Creighton also outlined that the average sheep farmer utilises 5.6t/ha of grass each year and the target is to pull that up to 10t/ha.

To achieve this level of performance, he said, farmers need to focus on a number of areas, including: soil fertility; grazing infrastructure; grazing management; measurement; and reseeding.


Soil fertility

Continuing, he said: “Soil fertility is the foundation stone. If we don’t have productive soils, we’re not going to have productive grassland. We need to target a pH of 6.2-6.3 and soil indices of 3 for phosphorous (P) and potassium (K).”

Touching on the state of soil fertility on Irish drystock farms, he said: “There’s only 32% of drystock farms in the country within the optimum range for pH.

It’s a similar story for P and only 36% of soils are at index 3 or above, while 42% of soils are index 3 or above for K.

When these figures are combined – to look at the number of farms where soil fertility is at the optimum for these three parameters – just 9% of drystock farms have adequate soil fertility levels for grass growth.

Percentage of drystock farms at optimum levels of soil fertility to grow grass in 2016. Table source: Teagasc

To address soil fertility issues, he said: “The important thing to remember is that lime and pH levels should be targeted first.

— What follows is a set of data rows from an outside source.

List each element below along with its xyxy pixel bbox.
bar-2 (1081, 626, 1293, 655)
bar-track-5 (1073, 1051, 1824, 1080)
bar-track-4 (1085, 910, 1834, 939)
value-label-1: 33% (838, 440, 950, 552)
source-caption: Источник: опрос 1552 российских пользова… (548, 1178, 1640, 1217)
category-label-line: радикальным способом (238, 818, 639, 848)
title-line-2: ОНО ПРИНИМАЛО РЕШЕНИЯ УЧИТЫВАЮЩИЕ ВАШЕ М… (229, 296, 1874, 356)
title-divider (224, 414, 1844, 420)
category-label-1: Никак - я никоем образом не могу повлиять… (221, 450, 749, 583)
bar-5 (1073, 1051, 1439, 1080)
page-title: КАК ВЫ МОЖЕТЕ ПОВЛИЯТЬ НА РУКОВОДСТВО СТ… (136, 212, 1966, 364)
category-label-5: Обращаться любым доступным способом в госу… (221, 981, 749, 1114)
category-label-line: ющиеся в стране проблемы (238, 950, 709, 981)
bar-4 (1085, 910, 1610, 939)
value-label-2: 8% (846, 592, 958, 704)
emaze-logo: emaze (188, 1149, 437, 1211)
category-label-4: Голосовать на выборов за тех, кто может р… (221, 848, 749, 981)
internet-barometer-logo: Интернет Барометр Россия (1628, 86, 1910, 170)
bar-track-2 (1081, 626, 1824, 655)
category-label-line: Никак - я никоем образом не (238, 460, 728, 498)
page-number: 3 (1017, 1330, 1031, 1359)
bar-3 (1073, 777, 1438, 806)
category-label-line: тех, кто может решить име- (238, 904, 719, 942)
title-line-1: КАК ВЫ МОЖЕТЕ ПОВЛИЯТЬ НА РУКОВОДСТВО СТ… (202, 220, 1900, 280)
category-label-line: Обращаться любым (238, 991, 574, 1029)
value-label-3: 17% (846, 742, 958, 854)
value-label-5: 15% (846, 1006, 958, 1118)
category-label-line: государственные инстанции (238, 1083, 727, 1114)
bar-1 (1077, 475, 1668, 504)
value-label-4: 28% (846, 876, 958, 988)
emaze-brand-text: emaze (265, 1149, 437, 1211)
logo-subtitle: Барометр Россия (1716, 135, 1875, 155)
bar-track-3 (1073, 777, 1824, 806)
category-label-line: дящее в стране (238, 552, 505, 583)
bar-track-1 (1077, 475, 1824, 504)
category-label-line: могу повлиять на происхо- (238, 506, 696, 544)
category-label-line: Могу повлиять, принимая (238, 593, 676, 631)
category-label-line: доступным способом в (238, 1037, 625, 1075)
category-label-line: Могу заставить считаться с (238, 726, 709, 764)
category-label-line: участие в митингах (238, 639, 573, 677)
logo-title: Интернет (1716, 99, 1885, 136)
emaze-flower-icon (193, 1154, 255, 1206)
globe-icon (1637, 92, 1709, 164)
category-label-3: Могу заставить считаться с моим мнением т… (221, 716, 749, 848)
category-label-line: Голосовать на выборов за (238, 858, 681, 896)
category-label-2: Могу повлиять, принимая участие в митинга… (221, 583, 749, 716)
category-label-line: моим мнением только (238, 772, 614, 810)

You can spread as much nitrogen (N), P or K as you like; but if the pH of the soil isn’t right, those nutrients aren’t going to be used.

“20% of our annual variable costs are being spent on fertiliser and we need to make sure that we are spreading the right products in the right places to get value for money,” he said.

Steps to addressing a soil fertility issue:
  1. Test the soil and act on the results;
  2. Correct the pH first;
  3. Once pH has been corrected, focus on improving P and K indices.

Once soil fertility issues have been addressed, he said, farmers should then focus on grazing infrastructure, a grazing management plan, measuring and reseeding.